Feeding the Beast

There's more than one recipe for smoking monster gobblers, but the author found some hot new ingredients during a hunt in the bluegrass state.

Clover-lined gravel roads meander through a thoughtful blend of selective cut timber stands, well-balanced food plots and bountiful brooding cover. It's called The Kentucky Proving Grounds—a turkey hunter's dreamland, loaded with top quality toms.

And there I stood, uphill from a known bird bedroom with Grant Woods and Adam Keith—two friends from GrowingDeer.TV (an online hunting show) who share my hunger for outsmarting strutters. A whip-poor-will sang the final verse of a shy serenade as its feathered relatives awoke to carry on the soundtrack of spring. The subtle yelp of a hen, followed by a distant gobble, told us it was almost turkey time. We scrambled into position, hoping to start the day with a bang.
After fly-down, a dominant longbeard displayed just enough of a show to tempt my trigger finger, but he cautiously escorted his harem back into the tangled thicket.

Back at camp, landowner Terry Hamby hauled in a great gobbler with a 12-inch rope and 1? -inch hooks.

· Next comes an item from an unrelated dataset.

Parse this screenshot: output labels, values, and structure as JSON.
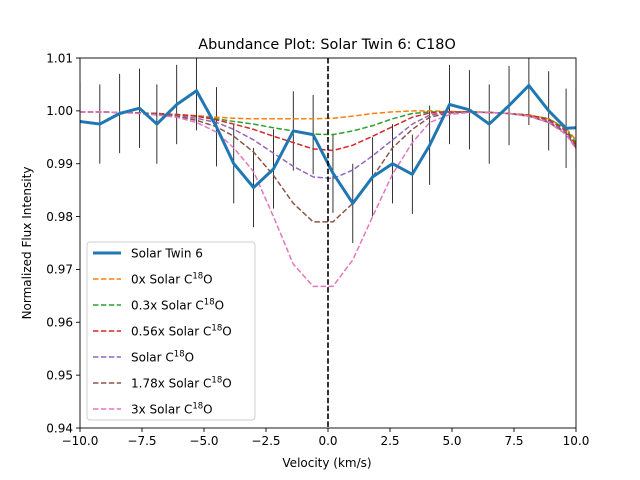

We hovered around the tremendous tom as Terry explained how jealousy had gotten the best of the bird.

Adam and I joined another buddy, Michael Turbyfill, the following morning with high hopes of collecting our own trophies. It didn't take long for Michael's expert turkey trash-talking to pull a single longbeard into spitting distance. Adam was stuck with a bad video camera angle, allowing the tom to strut away unscathed. Our collective instinct forced us into a holler as we tried another setup on the bruiser bird, but his roaring gobbles quickly attracted lonely hens.

The trouble with hunting mature toms is that they're masters of evasion. They possess a sixth sense to slip out of questionable situations without a second thought. That principle was yet again reinforced as we hung up our vests after long hours of failure in the field.

OPEN FOR BUSINESS:
It was the third dawn of my hunt and the last full day to smoke a longbeard. Flying home with a mind full of memories the next afternoon would be a blessing, but a freezer bag loaded with free-range poultry would spell ultimate satisfaction.

Adam and I targeted a known roosting area in the waning moments of morning darkness. One gobbler hammered us with an unexpected wake-up call, forcing us onto our tip-toes for the final steps of our approach. By the time we were in position, two of his competitors began bantering. Three toms within 100 yards—not a bad deal. We should be able to break off a satellite bird to investigate our setup. Soon, several hens cackled as they pitched to the ground and pulled our boys away on a string.

The allure of a hearty Southern breakfast at camp was strong, but I convinced Adam that we needed to stay out all day. We loaded our pockets with snacks and got back in the game. However, we agreed a comfortable tree and a relaxed session of napping and calling was in order.

We staked our claim on the hardwood edge of an idle food plot. I placed an Avian-X breeder hen and an aggressive jake decoy in the open, 35 yards from our killing (napping) trees. The warmth of the sizzling sun in combination with a slight breeze was like a massage from Mother Nature, coaxing me into a calmness only felt by a spring turkey hunter. This moment of solitude was abruptly interrupted by the sound of rustling leaves.

Suddenly, a triple threat of angry longbeards marched out of the woods and surrounded the fake jake. The gang took turns pummeling the defenseless deke … until I decided to break up the beat-down with a wallop of No. 5s. There lay a limb-hanger, lights out in the dirt, taking a permanent nap.

Later that afternoon, Terry and his on-site land manager, Andrew Clifton, shared a Redneck blind situated in a legendary longbeard's known strut zone. They had spent weeks patterning the bird with a Reconyx scouting camera. He arrived like clockwork, but hung up at 65 yards. Andrew invited the skeptical strutter to come closer for a deadly dance, but he held his ground, insisting the invisible hen reveal herself. Terry viewed the last of the tom's performance through his Nikon and closed the curtain with Winchester applause. The bird's final bow was quick and gracious.

CLOSING TIME:
The sound of my alarm pulled me out of a blissful night's sleep. I could have hit "snooze," but with one more open tag and just a couple of remaining hours in Trigg County, I suited up and met Andrew for breakfast in the woods.

We settled into the same familiar place where Adam and I had been denied service by the prior morning's flock. This time, we arrived well before the eastern lights turned on, and we reserved our spots in VIP seating. But again, the fly-down clique ignored us and set their table elsewhere.

It was feast or famine, so we waited until the snobby birds were out of sight and we went after them. A series of yelps and cutting from my mouth call urged a gobbler to reveal his location … and he wasn't far. Andrew and I found the closest straight tree for a back rest and we hit the deck.

Within minutes, a curious red head appeared at 60 yards and suddenly paused in a narrow shooting lane. Finally, roosted meant roasted.